Does anyone know how to obtain the exact solutions to the above equation? Thanks in advance!
EDIT:
This came from fooling around with functions that describe surfaces spanned by the roots of polynomials $x^4+c_2x^2+c_3x+c_4$ in 3 dimensions. So here $r_1+r_2+r_3+r_4=0$. Newton's identity $r_1^4+r_2^4+r_3^4+r_4^4 = 4$ (the 4 here is randomly chosen) can thus be represented as a 2D surface in 3D. With some other transformations this gives :
$-\frac{1}{3}\sqrt{6}\sqrt{3}x_1x_2^2x_3 + \frac{1}{9}\sqrt{6}\sqrt{3}x_1x_3^3 + \frac{7}{12}x_1^4 + \frac{1}{2}x_1^2x_2^2 + \frac{1}{2}x_2^4 + \frac{1}{2}x_1^2x_3^2 + x_2^2x_3^2 + \frac{1}{2}x_3^4 = 4$ .

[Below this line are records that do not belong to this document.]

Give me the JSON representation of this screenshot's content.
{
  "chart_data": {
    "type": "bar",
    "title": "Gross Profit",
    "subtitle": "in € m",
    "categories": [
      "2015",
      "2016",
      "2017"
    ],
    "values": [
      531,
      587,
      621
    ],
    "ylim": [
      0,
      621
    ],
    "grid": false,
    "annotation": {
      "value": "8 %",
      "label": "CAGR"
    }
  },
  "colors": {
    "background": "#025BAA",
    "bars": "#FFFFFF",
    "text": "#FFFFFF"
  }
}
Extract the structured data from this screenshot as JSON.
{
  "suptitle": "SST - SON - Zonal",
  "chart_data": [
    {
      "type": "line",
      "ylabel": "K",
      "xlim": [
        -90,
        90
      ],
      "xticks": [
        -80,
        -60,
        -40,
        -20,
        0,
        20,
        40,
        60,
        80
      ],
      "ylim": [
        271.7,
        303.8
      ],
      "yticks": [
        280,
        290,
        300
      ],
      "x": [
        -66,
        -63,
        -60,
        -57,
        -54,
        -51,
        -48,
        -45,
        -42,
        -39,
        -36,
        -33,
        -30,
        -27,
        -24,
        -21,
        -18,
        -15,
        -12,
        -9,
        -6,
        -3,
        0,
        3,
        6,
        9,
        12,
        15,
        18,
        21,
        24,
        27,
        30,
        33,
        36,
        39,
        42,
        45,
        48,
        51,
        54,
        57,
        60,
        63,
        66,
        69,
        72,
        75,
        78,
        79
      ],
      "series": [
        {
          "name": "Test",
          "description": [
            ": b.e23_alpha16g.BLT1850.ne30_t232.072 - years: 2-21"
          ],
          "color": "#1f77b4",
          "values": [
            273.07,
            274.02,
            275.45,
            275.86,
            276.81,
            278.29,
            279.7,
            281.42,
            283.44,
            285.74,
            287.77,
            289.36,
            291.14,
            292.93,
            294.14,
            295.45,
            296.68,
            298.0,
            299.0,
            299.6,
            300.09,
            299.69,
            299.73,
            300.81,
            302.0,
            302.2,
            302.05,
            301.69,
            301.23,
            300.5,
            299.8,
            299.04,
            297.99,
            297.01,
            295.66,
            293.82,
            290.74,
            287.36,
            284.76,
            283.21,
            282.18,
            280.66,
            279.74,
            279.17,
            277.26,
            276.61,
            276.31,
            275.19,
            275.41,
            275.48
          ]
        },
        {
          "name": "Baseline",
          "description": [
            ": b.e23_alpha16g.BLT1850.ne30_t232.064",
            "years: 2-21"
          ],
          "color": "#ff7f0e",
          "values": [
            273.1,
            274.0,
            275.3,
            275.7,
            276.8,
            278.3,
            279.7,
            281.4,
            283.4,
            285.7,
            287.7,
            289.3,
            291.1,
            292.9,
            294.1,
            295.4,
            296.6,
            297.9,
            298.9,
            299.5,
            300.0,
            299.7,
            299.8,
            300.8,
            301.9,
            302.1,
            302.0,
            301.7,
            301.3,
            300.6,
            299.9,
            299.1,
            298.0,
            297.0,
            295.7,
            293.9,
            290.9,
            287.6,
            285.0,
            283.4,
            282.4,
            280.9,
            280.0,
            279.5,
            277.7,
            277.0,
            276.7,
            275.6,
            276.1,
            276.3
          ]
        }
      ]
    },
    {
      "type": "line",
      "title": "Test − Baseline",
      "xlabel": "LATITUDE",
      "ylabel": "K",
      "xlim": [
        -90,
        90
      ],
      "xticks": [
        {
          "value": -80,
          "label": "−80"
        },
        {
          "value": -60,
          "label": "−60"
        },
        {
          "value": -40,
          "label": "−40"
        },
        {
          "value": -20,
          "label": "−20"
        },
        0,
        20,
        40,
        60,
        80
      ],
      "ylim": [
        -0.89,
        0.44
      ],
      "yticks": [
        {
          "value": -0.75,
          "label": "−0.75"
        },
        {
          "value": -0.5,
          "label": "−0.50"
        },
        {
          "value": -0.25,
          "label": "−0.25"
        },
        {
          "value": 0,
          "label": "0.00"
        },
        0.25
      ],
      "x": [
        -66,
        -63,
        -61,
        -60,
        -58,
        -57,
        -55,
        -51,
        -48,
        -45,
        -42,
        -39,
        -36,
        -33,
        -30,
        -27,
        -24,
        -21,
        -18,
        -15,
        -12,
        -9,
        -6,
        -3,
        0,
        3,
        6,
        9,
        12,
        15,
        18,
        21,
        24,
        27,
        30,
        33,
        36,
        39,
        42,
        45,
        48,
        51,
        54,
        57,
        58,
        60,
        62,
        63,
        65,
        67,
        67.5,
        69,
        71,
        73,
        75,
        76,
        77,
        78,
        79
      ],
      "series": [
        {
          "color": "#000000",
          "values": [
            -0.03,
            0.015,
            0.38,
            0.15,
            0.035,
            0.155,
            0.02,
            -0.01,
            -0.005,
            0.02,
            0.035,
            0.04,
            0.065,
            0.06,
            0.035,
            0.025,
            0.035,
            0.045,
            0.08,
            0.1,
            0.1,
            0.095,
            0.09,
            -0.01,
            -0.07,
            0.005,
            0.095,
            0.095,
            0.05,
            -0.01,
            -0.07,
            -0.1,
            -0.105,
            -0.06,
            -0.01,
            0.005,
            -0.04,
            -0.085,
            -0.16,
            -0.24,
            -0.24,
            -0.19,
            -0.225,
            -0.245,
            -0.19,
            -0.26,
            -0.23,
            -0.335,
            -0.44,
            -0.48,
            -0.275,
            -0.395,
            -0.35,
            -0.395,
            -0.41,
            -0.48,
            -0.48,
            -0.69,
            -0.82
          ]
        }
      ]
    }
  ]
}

This surface looks somewhat like an octahedron. To find the extrema on the surface I used Lagrange multipliers leading to the equation in question. So I guess it's not very surprising that this has an exact solution. But I was surprised that the computer could find them so easily..
Best Answer
Not something you'd want to do by hand, but the equation can be reduced to a quartic in $\,x^4\,$, which just "happens" to factor nicely.
Let $\,y = \sqrt{237x^2 + \dfrac{224}{x^2}}\,$ then, after eliminating the denominators, the original equation can be written as the following system (with the restriction $\,y \ge 0\,$ for the real solutions):
$$ \begin{cases} \begin{align} p(x,y) &= 317637\,x^8 + 1998\sqrt{3}\,x^7 y + 4\sqrt{3}\,x^5 y^3 - 809424\,x^4 + 75264 &= 0 \\ q(x,y) &= 237\,x^4 - x^2y^2 + 224 &= 0 \end{align} \end{cases} $$
Eliminating $\,y\,$ between the two equations using resultants gives the following, courtesy WA:
$$ \begin{align} 0 = \text{res}_y(p,q) &= -7203 x^6 (13150431 x^{16} - 72718560 x^{12} + 97023744 x^8 \\ &\quad\quad\quad\quad\quad - 16990208 x^4 + 786432) \\ &= -7203 x^6 (3 x^2 - 4) (3 x^2 + 4) (9 x^4 - 32) (189 x^4 - 16) (859 x^4 - 96) \end{align} $$
[ EDIT ] $\;$ The same result can be derived directly by eliminating the radicals from the original equation (just move the two radicals to one side, then square the equation and collect the terms), but the calculations are laborious, which is what I meant by "wouldn't want to do it by hand".